🤖 AI Summary
This study investigates whether head and hand motion in virtual reality (VR) can encode subtle cognitive states—such as confusion, hesitation, and readiness—that lack explicit motor correlates. To this end, we introduce the first frame-level annotated head-and-hand motion dataset, featuring fine-grained psychological state labels collected during structured decision-making tasks. We propose a deep temporal modeling framework that directly infers cognitive states from high-dimensional kinematic trajectories, without relying on auxiliary physiological or linguistic signals. Experiments demonstrate that our model achieves performance comparable to human observers, confirming that standard VR telemetry data contains rich, decodable cognitive information. Key contributions include: (1) the first empirical validation that action-decoupled cognitive states are recoverable from movement dynamics; and (2) the public release of a high-quality labeled dataset and an open-source modeling framework, establishing a new paradigm for adaptive virtual environments and cognitive computing.
📝 Abstract
As virtual reality (VR) and augmented reality (AR) continue to gain popularity, head and hand motion data captured by consumer VR systems have become ubiquitous.

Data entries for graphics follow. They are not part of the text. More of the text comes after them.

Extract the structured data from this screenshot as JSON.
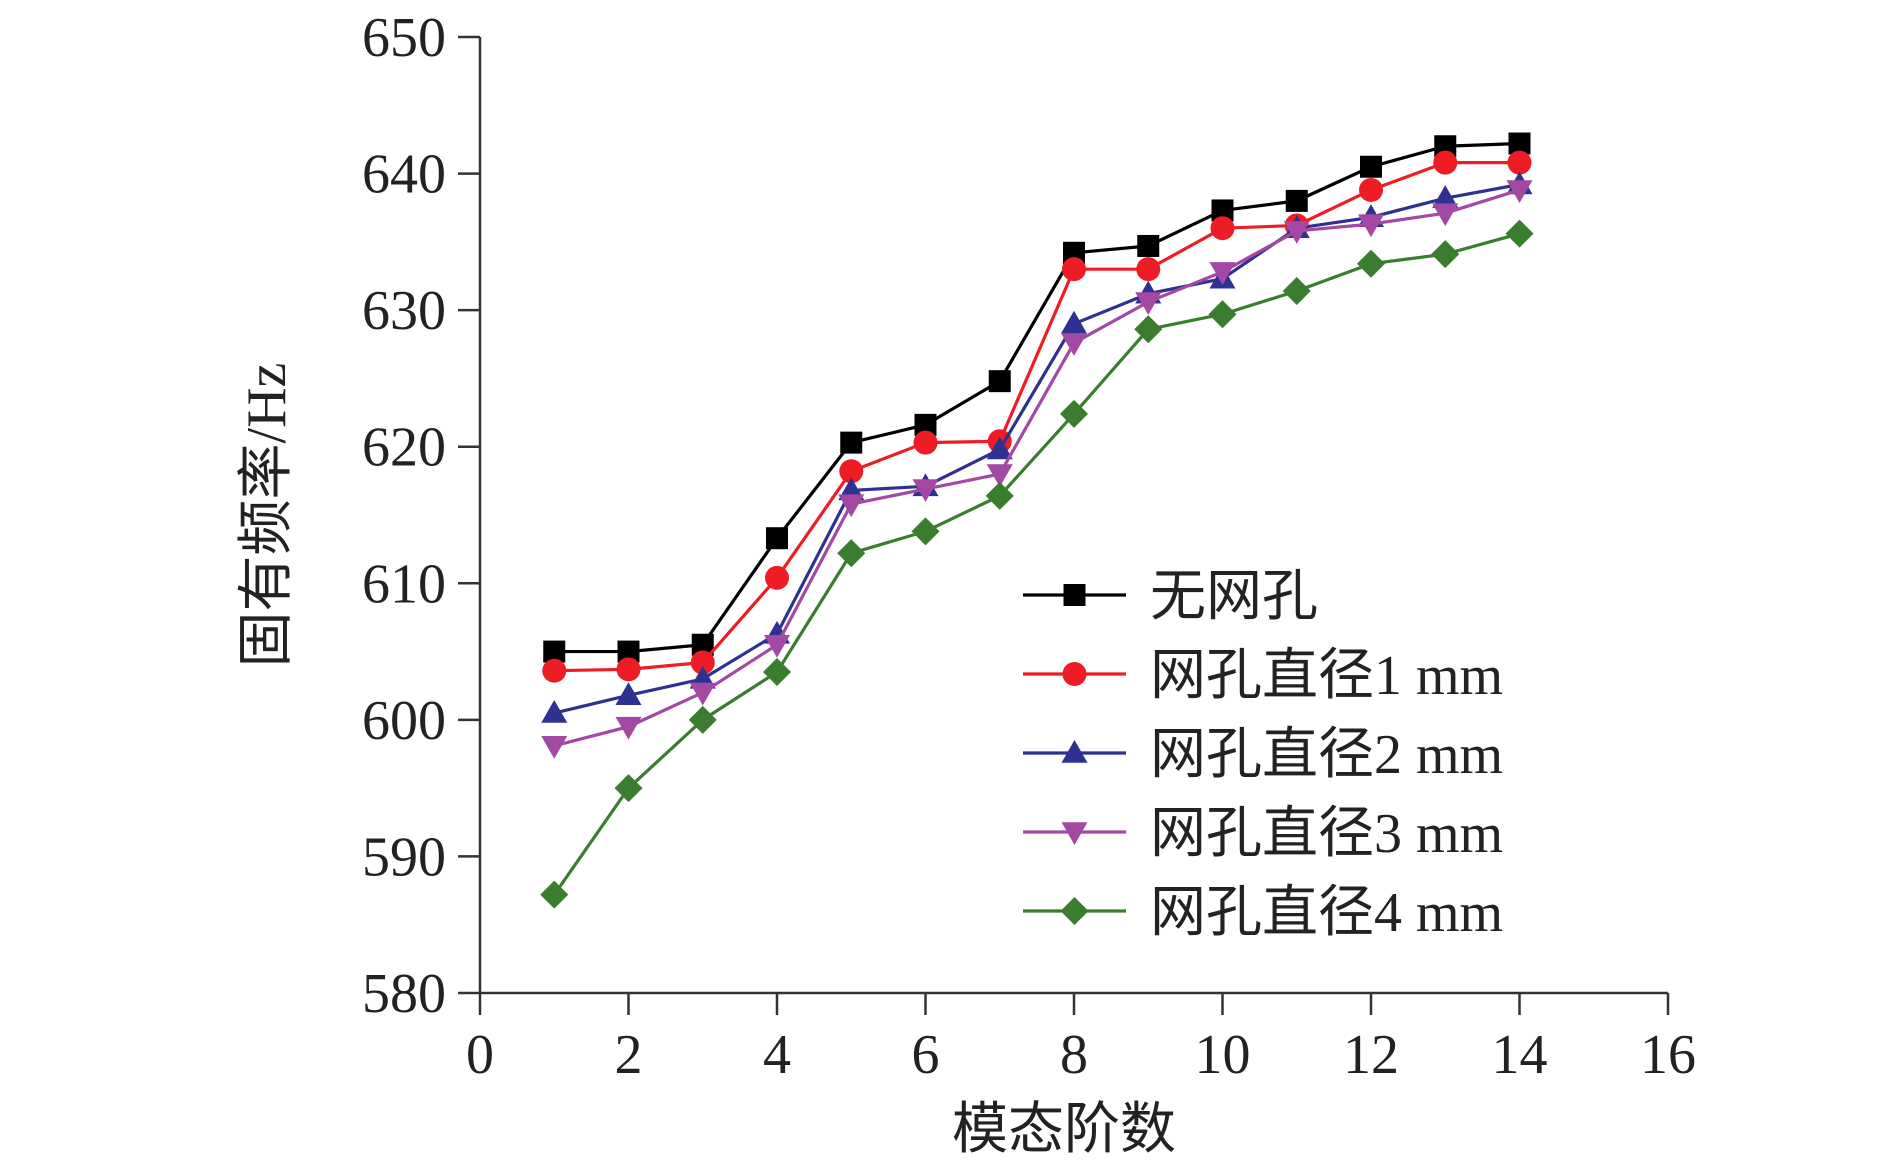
{
  "chart_data": {
    "type": "line",
    "title": "",
    "xlabel": "模态阶数",
    "ylabel": "固有频率/Hz",
    "xlim": [
      0,
      16
    ],
    "ylim": [
      580,
      650
    ],
    "xticks": [
      0,
      2,
      4,
      6,
      8,
      10,
      12,
      14,
      16
    ],
    "yticks": [
      580,
      590,
      600,
      610,
      620,
      630,
      640,
      650
    ],
    "grid": false,
    "legend_position": "lower-right",
    "x": [
      1,
      2,
      3,
      4,
      5,
      6,
      7,
      8,
      9,
      10,
      11,
      12,
      13,
      14
    ],
    "series": [
      {
        "name": "无网孔",
        "color": "#000000",
        "marker": "square",
        "values": [
          605.0,
          605.0,
          605.5,
          613.3,
          620.3,
          621.6,
          624.8,
          634.2,
          634.7,
          637.3,
          638.0,
          640.5,
          642.0,
          642.2
        ]
      },
      {
        "name": "网孔直径1 mm",
        "color": "#ee1c24",
        "marker": "circle",
        "values": [
          603.6,
          603.7,
          604.2,
          610.4,
          618.2,
          620.3,
          620.4,
          633.0,
          633.0,
          636.0,
          636.2,
          638.8,
          640.8,
          640.8
        ]
      },
      {
        "name": "网孔直径2 mm",
        "color": "#2e3192",
        "marker": "triangle-up",
        "values": [
          600.5,
          601.8,
          603.0,
          606.3,
          616.8,
          617.1,
          619.8,
          629.0,
          631.2,
          632.3,
          636.0,
          636.8,
          638.2,
          639.2
        ]
      },
      {
        "name": "网孔直径3 mm",
        "color": "#a349a4",
        "marker": "triangle-down",
        "values": [
          598.1,
          599.5,
          602.0,
          605.5,
          615.8,
          616.9,
          618.0,
          627.6,
          630.6,
          632.8,
          635.8,
          636.3,
          637.1,
          638.8
        ]
      },
      {
        "name": "网孔直径4 mm",
        "color": "#3a7d2e",
        "marker": "diamond",
        "values": [
          587.2,
          595.0,
          600.0,
          603.5,
          612.2,
          613.8,
          616.4,
          622.4,
          628.6,
          629.7,
          631.4,
          633.4,
          634.1,
          635.6
        ]
      }
    ]
  }
}
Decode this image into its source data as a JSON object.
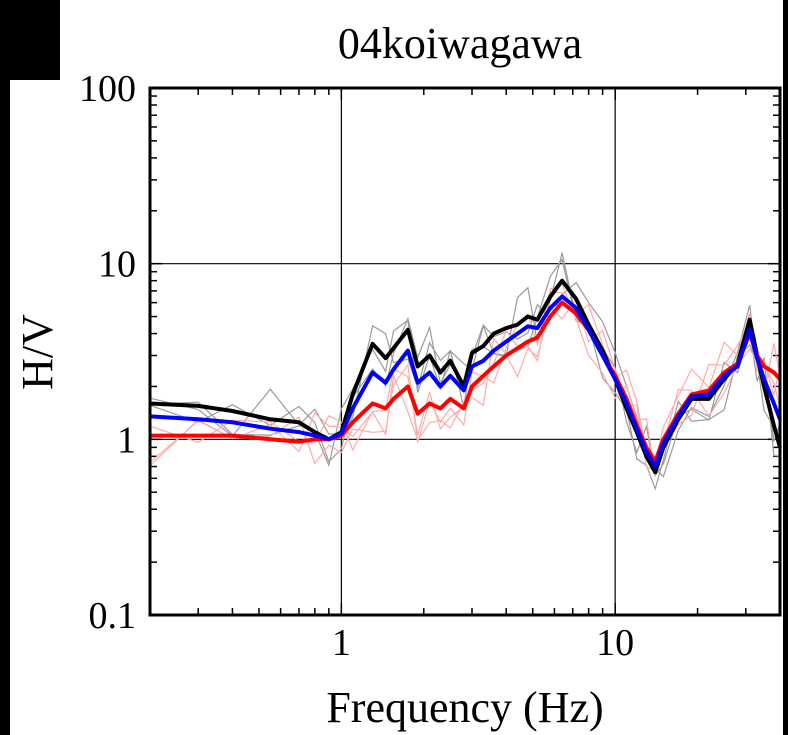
{
  "chart_data": {
    "type": "line",
    "title": "04koiwagawa",
    "xlabel": "Frequency (Hz)",
    "ylabel": "H/V",
    "x_scale": "log",
    "y_scale": "log",
    "xlim": [
      0.2,
      40
    ],
    "ylim": [
      0.1,
      100
    ],
    "x_ticks": [
      "1",
      "10"
    ],
    "y_ticks": [
      "0.1",
      "1",
      "10",
      "100"
    ],
    "grid": true,
    "series": [
      {
        "color": "#000000",
        "x": [
          0.2,
          0.3,
          0.4,
          0.55,
          0.7,
          0.8,
          0.9,
          1.0,
          1.1,
          1.3,
          1.45,
          1.55,
          1.75,
          1.9,
          2.1,
          2.3,
          2.5,
          2.8,
          3.0,
          3.3,
          3.6,
          4.0,
          4.4,
          4.8,
          5.2,
          5.8,
          6.4,
          7.2,
          8.0,
          9.0,
          10.0,
          11.0,
          12.0,
          13.0,
          14.0,
          15.0,
          17.0,
          19.0,
          22.0,
          25.0,
          28.0,
          31.0,
          33.0,
          35.0,
          38.0,
          40.0
        ],
        "y": [
          1.6,
          1.55,
          1.45,
          1.3,
          1.25,
          1.1,
          1.0,
          1.1,
          1.8,
          3.5,
          2.9,
          3.3,
          4.2,
          2.6,
          3.0,
          2.4,
          2.8,
          2.0,
          3.1,
          3.4,
          4.0,
          4.3,
          4.5,
          5.0,
          4.8,
          6.5,
          8.0,
          6.3,
          4.5,
          3.2,
          2.2,
          1.5,
          1.1,
          0.8,
          0.65,
          0.9,
          1.3,
          1.7,
          1.7,
          2.2,
          2.7,
          4.8,
          3.0,
          2.0,
          1.2,
          0.9
        ]
      },
      {
        "color": "#ff0000",
        "x": [
          0.2,
          0.3,
          0.4,
          0.55,
          0.7,
          0.8,
          0.9,
          1.0,
          1.1,
          1.3,
          1.45,
          1.55,
          1.75,
          1.9,
          2.1,
          2.3,
          2.5,
          2.8,
          3.0,
          3.3,
          3.6,
          4.0,
          4.4,
          4.8,
          5.2,
          5.8,
          6.4,
          7.2,
          8.0,
          9.0,
          10.0,
          11.0,
          12.0,
          13.0,
          14.0,
          15.0,
          17.0,
          19.0,
          22.0,
          25.0,
          28.0,
          31.0,
          33.0,
          35.0,
          38.0,
          40.0
        ],
        "y": [
          1.05,
          1.05,
          1.05,
          1.0,
          0.97,
          1.0,
          1.0,
          1.05,
          1.25,
          1.6,
          1.5,
          1.7,
          2.0,
          1.4,
          1.6,
          1.5,
          1.7,
          1.5,
          2.0,
          2.3,
          2.6,
          3.0,
          3.3,
          3.6,
          3.8,
          5.0,
          6.0,
          5.2,
          4.2,
          3.0,
          2.3,
          1.7,
          1.2,
          0.9,
          0.75,
          1.0,
          1.4,
          1.8,
          1.9,
          2.4,
          2.7,
          4.0,
          3.0,
          2.6,
          2.4,
          2.2
        ]
      },
      {
        "color": "#0000ff",
        "x": [
          0.2,
          0.3,
          0.4,
          0.55,
          0.7,
          0.8,
          0.9,
          1.0,
          1.1,
          1.3,
          1.45,
          1.55,
          1.75,
          1.9,
          2.1,
          2.3,
          2.5,
          2.8,
          3.0,
          3.3,
          3.6,
          4.0,
          4.4,
          4.8,
          5.2,
          5.8,
          6.4,
          7.2,
          8.0,
          9.0,
          10.0,
          11.0,
          12.0,
          13.0,
          14.0,
          15.0,
          17.0,
          19.0,
          22.0,
          25.0,
          28.0,
          31.0,
          33.0,
          35.0,
          38.0,
          40.0
        ],
        "y": [
          1.35,
          1.3,
          1.25,
          1.15,
          1.1,
          1.05,
          1.0,
          1.08,
          1.5,
          2.4,
          2.1,
          2.5,
          3.2,
          2.1,
          2.4,
          2.0,
          2.3,
          1.9,
          2.6,
          2.8,
          3.2,
          3.6,
          4.0,
          4.4,
          4.3,
          5.6,
          6.5,
          5.6,
          4.2,
          3.0,
          2.2,
          1.6,
          1.15,
          0.85,
          0.7,
          0.95,
          1.35,
          1.75,
          1.8,
          2.3,
          2.6,
          4.2,
          2.9,
          2.2,
          1.6,
          1.3
        ]
      }
    ]
  }
}
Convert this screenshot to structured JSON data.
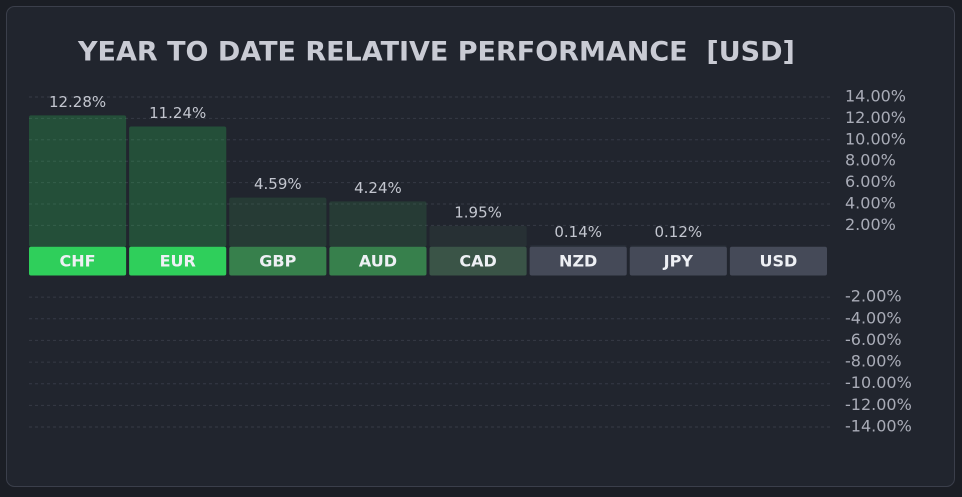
{
  "chart_data": {
    "type": "bar",
    "title": "YEAR TO DATE RELATIVE PERFORMANCE  [USD]",
    "categories": [
      "CHF",
      "EUR",
      "GBP",
      "AUD",
      "CAD",
      "NZD",
      "JPY",
      "USD"
    ],
    "values": [
      12.28,
      11.24,
      4.59,
      4.24,
      1.95,
      0.14,
      0.12,
      0
    ],
    "value_labels": [
      "12.28%",
      "11.24%",
      "4.59%",
      "4.24%",
      "1.95%",
      "0.14%",
      "0.12%",
      null
    ],
    "colors": [
      "#2fcf5b",
      "#2fcf5b",
      "#37804c",
      "#37804c",
      "#3a5447",
      "#454a58",
      "#454a58",
      "#454a58"
    ],
    "ylim": [
      -14,
      14
    ],
    "yticks": [
      {
        "value": 14,
        "label": "14.00%"
      },
      {
        "value": 12,
        "label": "12.00%"
      },
      {
        "value": 10,
        "label": "10.00%"
      },
      {
        "value": 8,
        "label": "8.00%"
      },
      {
        "value": 6,
        "label": "6.00%"
      },
      {
        "value": 4,
        "label": "4.00%"
      },
      {
        "value": 2,
        "label": "2.00%"
      },
      {
        "value": -2,
        "label": "-2.00%"
      },
      {
        "value": -4,
        "label": "-4.00%"
      },
      {
        "value": -6,
        "label": "-6.00%"
      },
      {
        "value": -8,
        "label": "-8.00%"
      },
      {
        "value": -10,
        "label": "-10.00%"
      },
      {
        "value": -12,
        "label": "-12.00%"
      },
      {
        "value": -14,
        "label": "-14.00%"
      }
    ],
    "grid": true
  }
}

Prior work shows that such telemetry can be highly identifying and reflect broad user traits, often aligning with intuitive "folk theories" of body language. However, it remains unclear to what extent motion kinematics encode more nuanced cognitive states, such as confusion, hesitation, and readiness, which lack clear correlates with motion. To investigate this, we introduce a novel dataset of head and hand motion with frame-level annotations of these states collected during structured decision-making tasks. Our findings suggest that deep temporal models can infer subtle cognitive states from motion alone, achieving comparable performance with human observers. This work demonstrates that standard VR telemetry contains strong patterns related to users' internal cognitive processes, which opens the door for a new generation of adaptive virtual environments. To enhance reproducibility and support future work, we will make our dataset and modeling framework publicly available.